“Per evitare di crescere figli deboli, dobbiamo abituarli a dire di no”
I pericoli dell'iperprotezione infantile e l'importanza dell'umorismo e della resilienza nella genitorialità moderna
L’Associazione degli Imprenditori della Spagna Meridionale, Cesur, sta organizzando una serie di eventi sull’innovazione in ambito educativo. All’evento di ieri a Siviglia è intervenuto Luis Gutiérrez Rojas , psichiatra presso l’Ospedale PTS di Granada e docente all’Università di Granada .
Per lui, uno dei pilastri fondamentali dell’educazione – e parlava non solo come psichiatra ma anche come padre – è l’uso del buon senso. “Dobbiamo motivare i nostri figli e aiutarli ad affrontare le difficoltà; stiamo crescendo bambini molto nevrotici, molto immaturi, che crollano alla minima sfida”, ha dichiarato Gutiérrez a questo giornale, aggiungendo che ” questo accade perché noi, come genitori, vogliamo che i nostri figli evitino la sofferenza, che affrontino delle difficoltà, che abbiano tutto ciò di cui hanno bisogno, e questo crea individui che non hanno mai conosciuto la frustrazione “.

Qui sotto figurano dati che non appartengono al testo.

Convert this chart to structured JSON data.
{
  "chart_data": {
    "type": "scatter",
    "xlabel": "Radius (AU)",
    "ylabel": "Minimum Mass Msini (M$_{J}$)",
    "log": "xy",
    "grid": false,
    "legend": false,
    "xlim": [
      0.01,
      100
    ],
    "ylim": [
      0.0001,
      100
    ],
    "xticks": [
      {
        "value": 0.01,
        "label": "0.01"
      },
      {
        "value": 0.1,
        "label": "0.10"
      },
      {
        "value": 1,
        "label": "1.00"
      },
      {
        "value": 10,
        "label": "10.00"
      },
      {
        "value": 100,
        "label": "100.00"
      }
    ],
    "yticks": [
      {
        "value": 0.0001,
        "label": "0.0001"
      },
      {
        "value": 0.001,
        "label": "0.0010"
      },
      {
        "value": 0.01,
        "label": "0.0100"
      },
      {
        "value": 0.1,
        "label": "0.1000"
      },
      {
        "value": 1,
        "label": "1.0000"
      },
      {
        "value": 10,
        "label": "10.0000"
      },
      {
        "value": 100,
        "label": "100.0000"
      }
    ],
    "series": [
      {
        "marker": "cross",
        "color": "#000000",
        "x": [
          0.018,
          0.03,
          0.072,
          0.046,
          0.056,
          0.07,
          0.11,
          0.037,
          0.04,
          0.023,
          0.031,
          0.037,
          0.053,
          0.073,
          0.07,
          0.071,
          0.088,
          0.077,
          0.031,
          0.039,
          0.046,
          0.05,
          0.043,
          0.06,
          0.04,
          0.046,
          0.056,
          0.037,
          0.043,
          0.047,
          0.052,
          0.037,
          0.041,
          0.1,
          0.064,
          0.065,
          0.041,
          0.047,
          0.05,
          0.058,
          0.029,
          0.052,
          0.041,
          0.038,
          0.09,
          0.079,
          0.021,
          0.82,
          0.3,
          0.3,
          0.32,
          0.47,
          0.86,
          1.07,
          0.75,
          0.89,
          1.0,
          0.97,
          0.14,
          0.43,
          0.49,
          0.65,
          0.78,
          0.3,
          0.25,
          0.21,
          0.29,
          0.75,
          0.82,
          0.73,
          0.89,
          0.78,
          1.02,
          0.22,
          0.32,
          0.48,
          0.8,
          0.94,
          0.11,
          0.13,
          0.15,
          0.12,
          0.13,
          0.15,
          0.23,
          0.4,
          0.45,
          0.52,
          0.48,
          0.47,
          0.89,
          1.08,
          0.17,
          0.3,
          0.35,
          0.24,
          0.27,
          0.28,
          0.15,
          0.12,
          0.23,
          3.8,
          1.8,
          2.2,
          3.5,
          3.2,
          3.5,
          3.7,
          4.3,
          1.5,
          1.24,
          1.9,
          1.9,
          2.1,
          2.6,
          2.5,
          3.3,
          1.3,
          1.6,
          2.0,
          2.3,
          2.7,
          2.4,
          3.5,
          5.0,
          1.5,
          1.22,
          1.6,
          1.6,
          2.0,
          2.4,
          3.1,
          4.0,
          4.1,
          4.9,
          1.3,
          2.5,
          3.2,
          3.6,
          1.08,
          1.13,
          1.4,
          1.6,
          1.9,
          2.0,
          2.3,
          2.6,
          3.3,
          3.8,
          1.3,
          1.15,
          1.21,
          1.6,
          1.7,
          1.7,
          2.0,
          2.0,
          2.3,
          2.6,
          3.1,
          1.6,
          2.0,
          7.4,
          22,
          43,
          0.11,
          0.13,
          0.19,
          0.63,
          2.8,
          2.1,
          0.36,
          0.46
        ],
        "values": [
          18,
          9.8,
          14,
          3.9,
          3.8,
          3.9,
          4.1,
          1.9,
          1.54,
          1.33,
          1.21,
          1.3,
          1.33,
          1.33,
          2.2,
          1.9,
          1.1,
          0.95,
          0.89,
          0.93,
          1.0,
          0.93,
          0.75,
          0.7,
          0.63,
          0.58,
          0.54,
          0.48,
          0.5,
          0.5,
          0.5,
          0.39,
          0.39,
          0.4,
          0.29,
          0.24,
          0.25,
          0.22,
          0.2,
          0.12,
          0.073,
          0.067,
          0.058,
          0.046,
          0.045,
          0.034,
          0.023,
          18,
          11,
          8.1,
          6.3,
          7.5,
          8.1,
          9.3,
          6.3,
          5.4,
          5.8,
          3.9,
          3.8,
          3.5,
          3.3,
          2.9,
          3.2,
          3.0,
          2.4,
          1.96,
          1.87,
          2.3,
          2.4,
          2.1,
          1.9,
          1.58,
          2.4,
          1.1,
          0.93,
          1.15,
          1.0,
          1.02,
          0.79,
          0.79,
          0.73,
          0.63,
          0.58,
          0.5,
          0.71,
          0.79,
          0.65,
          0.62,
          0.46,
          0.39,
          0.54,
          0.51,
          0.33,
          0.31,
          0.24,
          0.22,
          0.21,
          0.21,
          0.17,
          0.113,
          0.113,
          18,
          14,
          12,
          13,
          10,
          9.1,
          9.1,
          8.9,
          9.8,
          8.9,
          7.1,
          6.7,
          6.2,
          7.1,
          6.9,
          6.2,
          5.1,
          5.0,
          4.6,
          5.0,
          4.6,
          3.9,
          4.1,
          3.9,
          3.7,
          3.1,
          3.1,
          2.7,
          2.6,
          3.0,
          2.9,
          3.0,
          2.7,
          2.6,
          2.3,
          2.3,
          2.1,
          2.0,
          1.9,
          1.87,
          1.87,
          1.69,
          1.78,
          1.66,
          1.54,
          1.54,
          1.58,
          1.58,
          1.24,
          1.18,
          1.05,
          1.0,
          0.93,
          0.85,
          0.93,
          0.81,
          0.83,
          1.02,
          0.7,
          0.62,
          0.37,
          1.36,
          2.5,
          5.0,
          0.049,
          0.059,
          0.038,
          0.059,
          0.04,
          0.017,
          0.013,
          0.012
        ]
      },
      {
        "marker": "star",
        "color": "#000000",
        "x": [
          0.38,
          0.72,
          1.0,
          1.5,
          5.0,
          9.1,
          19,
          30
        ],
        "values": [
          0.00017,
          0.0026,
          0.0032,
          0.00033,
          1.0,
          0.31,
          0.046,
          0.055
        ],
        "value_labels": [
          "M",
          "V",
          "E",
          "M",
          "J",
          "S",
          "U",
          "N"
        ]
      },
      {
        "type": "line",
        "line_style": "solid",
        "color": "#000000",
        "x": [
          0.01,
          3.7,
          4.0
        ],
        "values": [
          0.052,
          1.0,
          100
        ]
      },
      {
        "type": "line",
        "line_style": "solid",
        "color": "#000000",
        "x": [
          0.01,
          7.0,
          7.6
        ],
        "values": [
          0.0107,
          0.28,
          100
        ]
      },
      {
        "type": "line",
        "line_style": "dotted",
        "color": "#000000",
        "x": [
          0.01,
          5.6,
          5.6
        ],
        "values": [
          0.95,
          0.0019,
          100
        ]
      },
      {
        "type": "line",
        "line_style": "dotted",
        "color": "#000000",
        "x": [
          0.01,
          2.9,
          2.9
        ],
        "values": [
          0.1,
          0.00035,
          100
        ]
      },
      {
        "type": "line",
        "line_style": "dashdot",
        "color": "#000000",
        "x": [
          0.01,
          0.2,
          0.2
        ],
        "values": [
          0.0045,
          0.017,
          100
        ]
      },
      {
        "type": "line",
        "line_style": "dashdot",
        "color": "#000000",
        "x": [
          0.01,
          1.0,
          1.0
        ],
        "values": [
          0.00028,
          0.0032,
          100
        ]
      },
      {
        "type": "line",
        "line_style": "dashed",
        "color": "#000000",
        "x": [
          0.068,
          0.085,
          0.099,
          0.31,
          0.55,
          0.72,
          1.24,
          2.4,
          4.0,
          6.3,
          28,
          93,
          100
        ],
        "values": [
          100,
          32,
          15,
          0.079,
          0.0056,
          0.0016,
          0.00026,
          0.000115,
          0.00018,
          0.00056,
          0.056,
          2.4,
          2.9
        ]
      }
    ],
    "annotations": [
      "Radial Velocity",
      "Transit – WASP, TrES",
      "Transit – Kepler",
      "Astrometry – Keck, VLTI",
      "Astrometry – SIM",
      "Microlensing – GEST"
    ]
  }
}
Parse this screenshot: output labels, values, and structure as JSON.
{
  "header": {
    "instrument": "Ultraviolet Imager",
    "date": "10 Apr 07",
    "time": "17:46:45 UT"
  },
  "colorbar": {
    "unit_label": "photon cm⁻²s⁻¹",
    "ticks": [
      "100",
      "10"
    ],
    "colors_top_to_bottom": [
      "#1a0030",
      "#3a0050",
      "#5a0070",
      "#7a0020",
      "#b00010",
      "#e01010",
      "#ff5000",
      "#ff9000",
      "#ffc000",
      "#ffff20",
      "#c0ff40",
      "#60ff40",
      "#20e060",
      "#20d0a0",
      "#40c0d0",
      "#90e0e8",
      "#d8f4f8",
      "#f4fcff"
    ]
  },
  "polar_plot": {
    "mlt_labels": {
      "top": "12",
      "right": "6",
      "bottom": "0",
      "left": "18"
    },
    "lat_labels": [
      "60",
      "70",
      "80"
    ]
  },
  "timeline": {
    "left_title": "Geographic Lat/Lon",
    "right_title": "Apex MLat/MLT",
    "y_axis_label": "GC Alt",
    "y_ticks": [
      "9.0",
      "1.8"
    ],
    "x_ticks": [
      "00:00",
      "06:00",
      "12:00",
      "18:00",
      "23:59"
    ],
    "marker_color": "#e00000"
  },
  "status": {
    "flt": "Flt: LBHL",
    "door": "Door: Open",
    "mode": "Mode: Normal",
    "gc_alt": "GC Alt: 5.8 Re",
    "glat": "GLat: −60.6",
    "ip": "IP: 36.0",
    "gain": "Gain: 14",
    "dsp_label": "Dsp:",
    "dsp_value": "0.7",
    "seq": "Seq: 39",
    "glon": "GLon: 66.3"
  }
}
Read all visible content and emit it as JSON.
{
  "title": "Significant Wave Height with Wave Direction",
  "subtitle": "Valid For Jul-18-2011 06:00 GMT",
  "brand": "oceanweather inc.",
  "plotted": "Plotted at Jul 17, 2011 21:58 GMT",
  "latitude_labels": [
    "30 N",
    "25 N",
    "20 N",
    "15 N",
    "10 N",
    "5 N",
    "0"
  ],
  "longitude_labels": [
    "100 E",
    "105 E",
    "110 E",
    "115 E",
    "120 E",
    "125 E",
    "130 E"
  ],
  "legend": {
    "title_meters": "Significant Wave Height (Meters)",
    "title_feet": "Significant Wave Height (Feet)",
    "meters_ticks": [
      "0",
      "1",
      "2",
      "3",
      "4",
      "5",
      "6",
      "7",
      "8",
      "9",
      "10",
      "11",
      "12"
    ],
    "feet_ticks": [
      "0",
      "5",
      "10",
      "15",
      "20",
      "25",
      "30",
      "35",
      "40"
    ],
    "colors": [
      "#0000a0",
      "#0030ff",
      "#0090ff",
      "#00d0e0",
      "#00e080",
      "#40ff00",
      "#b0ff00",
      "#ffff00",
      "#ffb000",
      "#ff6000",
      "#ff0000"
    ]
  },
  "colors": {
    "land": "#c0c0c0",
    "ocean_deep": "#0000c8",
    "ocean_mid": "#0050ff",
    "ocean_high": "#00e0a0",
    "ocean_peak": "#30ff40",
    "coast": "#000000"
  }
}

«Diciamo che le persone», ha continuato il professore, « hanno poca tolleranza per la frustrazione, e il modo in cui la affrontano è sperimentandola a loro volta ; cioè, come si superano le difficoltà nella vita lavorativa, personale o familiare? Che si tratti di una rottura, di una riduzione di stipendio, di un capo che assegna un compito per ieri, di stress o di qualcuno che ti prende di mira, ti rende più forte, più resistente, perché devi affrontarlo. E tutto questo ci terrorizza; no, non vogliamo che nostro figlio soffra, non vogliamo che gli succeda niente . E se a questo aggiungiamo il fatto che sono circondati da tutto, come dice la canzone andalusa, che non gli manca nulla. I bambini sono circondati da un’aura in cui hanno tutto, senza esserselo guadagnato. Stiamo creando una generazione molto debole perché non abbiamo dato loro l’opportunità di essere forti. Dobbiamo eliminare il dramma da tutto questo». «I bambini devono abituarsi al “no”, a ciò che manca loro, in modo da non diventare deboli», ha aggiunto. “Questo crea individui sempre più deboli o demotivati. Si sta verificando un fenomeno curioso: persone che iniziano l’università e continuano a ripetere gli stessi corsi di laurea perché nessuno di essi le appassiona”, ha affermato il professore.
Incorpora l’umorismo
Il titolo della presentazione tenuta da Luis Gutiérrez Rojas al “laboratorio di idee” del Cesur era “Educare con l’umorismo a scuola “. Per un’ora e mezza, in modo coinvolgente, Luis Gutiérrez Rojas ha spiegato come l’integrazione dell’umorismo nell’educazione dei bambini piccoli possa avere un impatto positivo.
In quell’incontro, Gutiérrez Rojas presentò le sue semplici soluzioni a problemi complessi. Tra queste, sottolineò l’importanza della conoscenza di sé e dell’umiltà , poiché, secondo lo psichiatra di Granada, “solo chi conosce i propri difetti e problemi è capace di mostrare comprensione verso gli altri; altrimenti, diventa insopportabilmente intollerante”. Evidenziò inoltre la necessità di imparare a relativizzare le cose e a impedire che “le cose insignificanti ci colpiscano profondamente perché le drammatizziamo o ci pensiamo troppo”.
Nella sua analisi dello stato attuale della società, nota anche come “società liquida”, Gutiérrez Rojas ha criticato il modo in cui i social media favoriscono il condizionamento della nostra felicità in base alla percezione che gli altri hanno di noi, l’eccesso di informazioni e la mancanza di capacità decisionale che i cittadini sperimentano. L’evento è stato introdotto da Fernando Seco, vicepresidente del Cesur.